Gradual symptoms or swift and sudden?
The common cold typically comes on gradually and lasts for a few days to a week. The flu virus tends to come on more suddenly and symptoms last for 1-2 weeks. If someone is experiencing swift onset symptoms of the flu, including fever, sore throat, chills, body aches, and extreme fatigue, they should consider seeing a doctor within 48 hours. While some flu symptoms will go away on their own, in other cases an antiviral medication prescription can fight against the flu and speed up healing.

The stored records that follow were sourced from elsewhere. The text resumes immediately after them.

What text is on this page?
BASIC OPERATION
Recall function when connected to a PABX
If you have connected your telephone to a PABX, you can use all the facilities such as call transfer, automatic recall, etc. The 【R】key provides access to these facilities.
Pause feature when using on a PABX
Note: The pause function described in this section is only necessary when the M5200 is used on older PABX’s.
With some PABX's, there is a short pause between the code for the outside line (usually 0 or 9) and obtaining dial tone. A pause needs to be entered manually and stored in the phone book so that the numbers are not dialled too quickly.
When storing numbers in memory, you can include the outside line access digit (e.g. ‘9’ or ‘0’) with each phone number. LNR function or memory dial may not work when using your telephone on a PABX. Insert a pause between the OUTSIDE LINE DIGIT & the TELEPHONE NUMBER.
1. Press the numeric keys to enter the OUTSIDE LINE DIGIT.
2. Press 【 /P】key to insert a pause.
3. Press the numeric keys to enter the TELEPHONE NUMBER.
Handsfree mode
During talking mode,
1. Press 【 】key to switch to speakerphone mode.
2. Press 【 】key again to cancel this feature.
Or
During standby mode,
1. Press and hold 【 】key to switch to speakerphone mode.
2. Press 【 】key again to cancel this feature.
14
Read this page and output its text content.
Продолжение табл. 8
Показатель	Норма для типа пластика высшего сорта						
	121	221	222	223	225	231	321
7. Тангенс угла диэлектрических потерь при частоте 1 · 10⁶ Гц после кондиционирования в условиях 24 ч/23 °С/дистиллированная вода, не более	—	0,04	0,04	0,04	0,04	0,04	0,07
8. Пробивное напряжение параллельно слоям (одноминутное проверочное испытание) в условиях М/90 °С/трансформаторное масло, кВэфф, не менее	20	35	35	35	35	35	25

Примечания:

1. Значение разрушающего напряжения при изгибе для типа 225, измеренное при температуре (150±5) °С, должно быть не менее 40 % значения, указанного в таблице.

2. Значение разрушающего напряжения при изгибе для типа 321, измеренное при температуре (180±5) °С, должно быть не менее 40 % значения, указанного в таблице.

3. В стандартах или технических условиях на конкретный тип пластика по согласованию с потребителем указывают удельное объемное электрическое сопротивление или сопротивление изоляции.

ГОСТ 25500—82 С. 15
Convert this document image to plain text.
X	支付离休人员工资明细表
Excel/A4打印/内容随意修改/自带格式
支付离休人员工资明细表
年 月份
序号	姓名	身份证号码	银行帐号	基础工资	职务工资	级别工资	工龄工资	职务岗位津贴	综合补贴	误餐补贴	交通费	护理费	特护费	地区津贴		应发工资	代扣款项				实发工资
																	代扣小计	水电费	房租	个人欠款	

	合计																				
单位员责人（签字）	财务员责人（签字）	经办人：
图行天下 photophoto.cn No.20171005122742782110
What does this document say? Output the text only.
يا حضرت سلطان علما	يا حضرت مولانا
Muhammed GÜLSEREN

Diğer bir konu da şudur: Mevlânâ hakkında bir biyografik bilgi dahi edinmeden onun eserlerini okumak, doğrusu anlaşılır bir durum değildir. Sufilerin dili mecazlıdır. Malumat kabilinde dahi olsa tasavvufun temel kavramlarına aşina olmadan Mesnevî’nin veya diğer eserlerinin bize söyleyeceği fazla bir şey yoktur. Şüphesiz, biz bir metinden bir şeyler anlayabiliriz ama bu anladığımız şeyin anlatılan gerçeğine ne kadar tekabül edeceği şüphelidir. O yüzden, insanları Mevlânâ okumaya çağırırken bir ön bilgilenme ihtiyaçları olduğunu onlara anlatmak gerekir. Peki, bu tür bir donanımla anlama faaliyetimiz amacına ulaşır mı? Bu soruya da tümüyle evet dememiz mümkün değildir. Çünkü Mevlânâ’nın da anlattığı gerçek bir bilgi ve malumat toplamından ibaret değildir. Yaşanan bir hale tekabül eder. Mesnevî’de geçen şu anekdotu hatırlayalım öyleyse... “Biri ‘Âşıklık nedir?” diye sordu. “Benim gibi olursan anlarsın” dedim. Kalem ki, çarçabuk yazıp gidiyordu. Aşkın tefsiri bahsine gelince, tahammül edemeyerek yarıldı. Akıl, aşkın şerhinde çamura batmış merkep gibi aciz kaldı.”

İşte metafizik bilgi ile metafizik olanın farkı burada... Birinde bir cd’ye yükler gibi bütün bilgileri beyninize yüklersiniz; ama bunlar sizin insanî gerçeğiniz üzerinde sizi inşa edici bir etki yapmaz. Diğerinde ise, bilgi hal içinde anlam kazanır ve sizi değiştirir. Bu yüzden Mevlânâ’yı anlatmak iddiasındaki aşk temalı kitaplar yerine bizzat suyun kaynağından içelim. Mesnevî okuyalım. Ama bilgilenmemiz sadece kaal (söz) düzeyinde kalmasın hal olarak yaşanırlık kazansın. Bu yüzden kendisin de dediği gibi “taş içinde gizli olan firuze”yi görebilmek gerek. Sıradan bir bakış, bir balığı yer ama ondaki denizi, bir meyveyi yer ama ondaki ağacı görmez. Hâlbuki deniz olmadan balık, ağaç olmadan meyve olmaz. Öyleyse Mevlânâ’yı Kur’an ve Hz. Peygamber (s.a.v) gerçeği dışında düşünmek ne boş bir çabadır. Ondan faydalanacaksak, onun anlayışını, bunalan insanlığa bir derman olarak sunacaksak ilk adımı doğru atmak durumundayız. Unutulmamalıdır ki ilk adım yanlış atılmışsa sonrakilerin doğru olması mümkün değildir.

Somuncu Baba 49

Both the common cold and the flu can cause congestion, runny nose, sore throat, and coughing. Both are spread through coming into contact with airborne bacteria. The biggest differentiator between the two is that the flu is often also accompanied by fever and severe exhaustion. Nausea and vomiting can also be flu symptoms, especially in young children.
Which one is worse?
The flu is typically more serious than a cold because the flu can turn into more complicated infections if left untreated. Pneumonia is a common complication of the flu, especially in the elderly, the very young, or in people with lung or heart problems. Signs that the flu is progressing into pneumonia can include shortness of breath or a fever that keeps coming back. In these cases, it’s important to see a doctor for treatment right away.
The best protection this winter
Staying up-to-date on vaccinations, including the flu shot, will help protect against infections. Additionally, regularly washing hands and disinfecting all belongings is the best prevention when it comes to the cold and flu viruses. People should avoid coughing or sneezing into their hands and should instead cough or sneeze into a tissue or cloth to prevent the spread of airborne germs.
As with most health conditions, maintaining a healthy lifestyle can help prevent the likelihood of catching a cold or coming down with the flu. This includes eating a nutritious diet, exercising regularly, and getting 7-9 hours of sleep per night.